Misterio monumental
De fuera vendrá quien los rincones de tu casa te enseñará. Así debe comenzar esta leve columna, que incide sobre un tema ya tratado. A la caza de instantáneas curiosas, especialmente en el ámbito del barrio chamberilero donde está la que tengo como última morada urbana, me referí al monumento alzado entre las calles de Manuel Silvela, Luchana y Manuel Cortina, un ensanche que considero debería tener la categoría de plaza. Nativos, residentes, forasteros y viandantes en general, si apartan la vista del peligroso pavimento, echan una mirada a la composición escultórica, quizá la rodeen para contemplarla en su circular dimensión y sigan preguntándose qué significan, exactamente, aquellos majos o chisperos, a quiénes corresponden los cuatro bustos y a qué los bajorrelieves presuntamente ilustrativos. Algo se barrunta. Escuché una vez que era el monumento al piropo, actividad que fue ejercitada con asiduidad por los madrileños. También se presumía cierta relación con la lírica y el sainete, aunque tales incógnitas no estaban despejadas por una lápida o letrero esclarecedor. Instábamos al departamento municipal respectivo a que remediara esa carencia u olvido.

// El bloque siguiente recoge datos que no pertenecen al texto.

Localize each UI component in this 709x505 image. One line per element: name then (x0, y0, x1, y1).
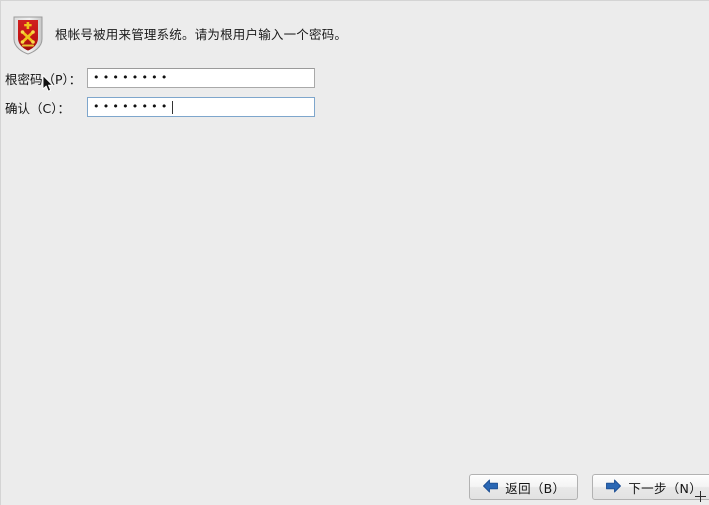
confirm-password-input[interactable]: •••••••• (87, 97, 315, 117)
instruction-text: 根帐号被用来管理系统。请为根用户输入一个密码。 (55, 27, 348, 42)
confirm-password-row: 确认（C）： •••••••• (1, 96, 315, 118)
red-shield-crest-icon (11, 15, 45, 55)
installer-root-password-page: 根帐号被用来管理系统。请为根用户输入一个密码。 根密码（P）： ••••••••… (0, 0, 709, 505)
root-password-value: •••••••• (93, 71, 171, 84)
back-button[interactable]: 返回（B） (469, 474, 579, 500)
root-password-row: 根密码（P）： •••••••• (1, 67, 315, 89)
navigation-button-bar: 返回（B） 下一步（N） (469, 474, 709, 500)
text-caret (171, 100, 173, 114)
arrow-right-icon (605, 479, 622, 496)
confirm-password-label: 确认（C）： (5, 100, 70, 116)
arrow-left-icon (482, 479, 499, 496)
back-button-label: 返回（B） (505, 480, 566, 496)
confirm-password-value: •••••••• (93, 100, 171, 113)
instruction-header: 根帐号被用来管理系统。请为根用户输入一个密码。 (9, 13, 699, 57)
root-password-input[interactable]: •••••••• (87, 68, 315, 88)
next-button-label: 下一步（N） (628, 480, 702, 496)
root-password-label: 根密码（P）： (5, 71, 82, 87)
next-button[interactable]: 下一步（N） (592, 474, 709, 500)
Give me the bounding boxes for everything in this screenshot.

Las estructuras edilicias -como suele ser tradicionalmente habitual- ni recogieron el guante ni se dieron por aludidas. No dudamos de que la documentación alusiva se encuentra en alguna parte, pero el munícipe (es, propiamente, el ciudadano, no el funcionario municipal) tiene anquilosada la vena inquisitorial y parece el asunto más de la competencia oficial que de la pública. Inútil esperanza de que saltaran los herrumbrosos resortes y quedara satisfecha una modesta y legítima curiosidad. El Gran Sordomudo que es la Alcaldía no sabe, no contesta.
Buscando entretener el ocio vacacional, acopié la prensa del día, para leerla a fondo. Por supuesto, las Cartas de los Lectores que, si no media un cedazo demasiado estricto, suelen ser muy interesantes, variadas y suculentamente informativas. Así caí sobre un ejemplar de Abc, del 5 de agosto. En la mentada sección, don Salvador Valverde toca con autoridad y conocimiento el tema, nada menos que desde Buenos Aires (Argentina), para lamentarse del escaso eco que tuvieron dos cartas suyas publicadas en 1976 y 1979. Vuelto a Madrid el corresponsal porteño, 23 años después, comprueba que no tuvo oídos aquélla y la misma petición que nosotros cursamos más tarde.
Don Salvador hizo más que un servidor: identifica a los cuatro retratos. Son don Ramón de la Cruz (no hay quien le apee el tratamiento), Ricardo de la Vega, Federico Chueca y Francisco Asenjo Barbieri, dos escritores y dos músicos notables en el mundo de la zarzuela y el sainete, tan específicamente madrileños. Los bajorrelieves representan escenas de Las castañeras picadas, La canción de la Lola, Pan y toros y La verbena de la Paloma. Completa la información el nombre del escultor: Coullaut Valera y concluye indicando que su reiterado interés produjo un edicto del regidor de entonces, que ordenaba colocar la aclaración solicitada, disposición olímpicamente desatendida, hasta la fecha de hoy. ¡Bravo por don Salvador!
Nos dolíamos de esa desidia, tan fácil y económica de subsanar, que también aqueja a otras manifestaciones artísticas dispersas por Madrid. Parece una tontería mantener símbolos y recuerdos que nada significan si desconocemos su historia y su sentido. Hay, entre setos y encrucijadas, unos cuantos señores de levita y damas pechugonas no identificados. Si a los millones de vivos se nos exige el NIF, el DNI, el permiso de conducir, el seguro del perro presuntamente peligroso, ¿por qué no se atribuye un nombre a todas las estutuas, con una sucinta mención de los méritos de los personajes o el motivo de esa distinción?
En este caso, el misterio del monumento innominado ha sido resuelto por un señor -presumiblemente español y madrileño- que vive al otro lado del Atlántico, aunque demuestra la escasa sensibilidad municipal por corregir defectos de muy simple remedio.
Si las estatuas votasen seguro que no existiría el problema. Identifiquen de una vez esas piedras cinceladas que un día, orondo y finchado, debió de inaugurar el alcalde de turno.